El Dominio de Cadenas de Leonel liberó a la bestia, pero se aferró a la ballesta, causando que flotara ante él de manera amenazante.
Así, en lo que se sintió como un abrir y cerrar de ojos, toda la situación había cambiado.
A su alrededor, había cientos de Cuervos Depredadores, cada uno equipado con una ballesta, pero ni uno solo con la capacidad de disparar una.
Y luego estaba Leonel.
Era solo un hombre, pero de repente se había convertido en el centro del campo de batalla.
Su mirada todavía fría, impregnada de indiferencia, usó su Dominio de Cadenas para cargar el primer virote, su mirada fijándose en Khaled una vez más.
Una ola de peligro apoderó del corazón del Caballero Blanco.
Antes, sentía que sus movimientos eran inteligentes.
Limpiar a los Cuervos Depredadores para rodear y asfixiar a Leonel parecía haber sido el movimiento perfecto en ese momento.
Pero ahora, sentía como si hubiera autorizado su propia muerte.
La ironía era que, como comandante, ni siquiera tenía una ballesta propia.
La indiferencia en la mirada de Leonel casi estaba comenzando a volver loco a Khaled.
No había sentido de logro o victoria ni siquiera complacencia o felicidad en sus ojos.
Era como si lo que flotara ante él no fuera un humano, sino más bien una serie de puntos de datos para ser observados sin piedad.
Y luego… Leonel soltó el virote.
—¡SHUUUUU!
¡BANG!
La barrera de sonido se rompió en un instante.
Sucedió tan rápido que para cuando se registró, Khaled ya estaba tratando de esquivar el camino.

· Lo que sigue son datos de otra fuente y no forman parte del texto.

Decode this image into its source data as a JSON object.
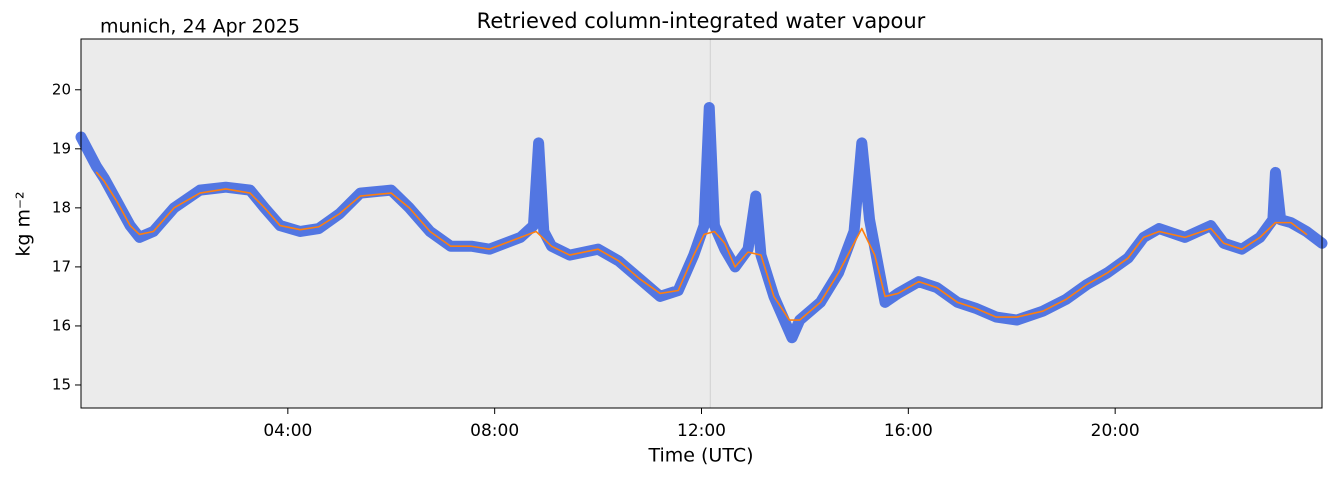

Pero, desafortunadamente para el Caballero Blanco, el objetivo de Leonel nunca fue él.
—¡KWWAAAA!
Fue una vista devastadora.
El grito del Cuervo apenas sonó antes de que su cabeza implosionara en trozos de carne carmesí.
El virote era tan poderoso que continuó sin perder impulso, atravesando el corazón de otro Cuervo a varios cientos de metros detrás del primero y haciendo que también implosionara.
El Caballero Blanco Diore se encontró cayendo por los cielos, con expresión medio atónita en su rostro.
¿Perdió?
Leonel miró desde arriba, su mirada fijándose en la figura caída de Khaled mientras su Dominio de Cadenas ajustaba la puntería de la ballesta hacia el Caballero Blanco.
Hoy, enviaría un mensaje resonante a la gente del Terreno.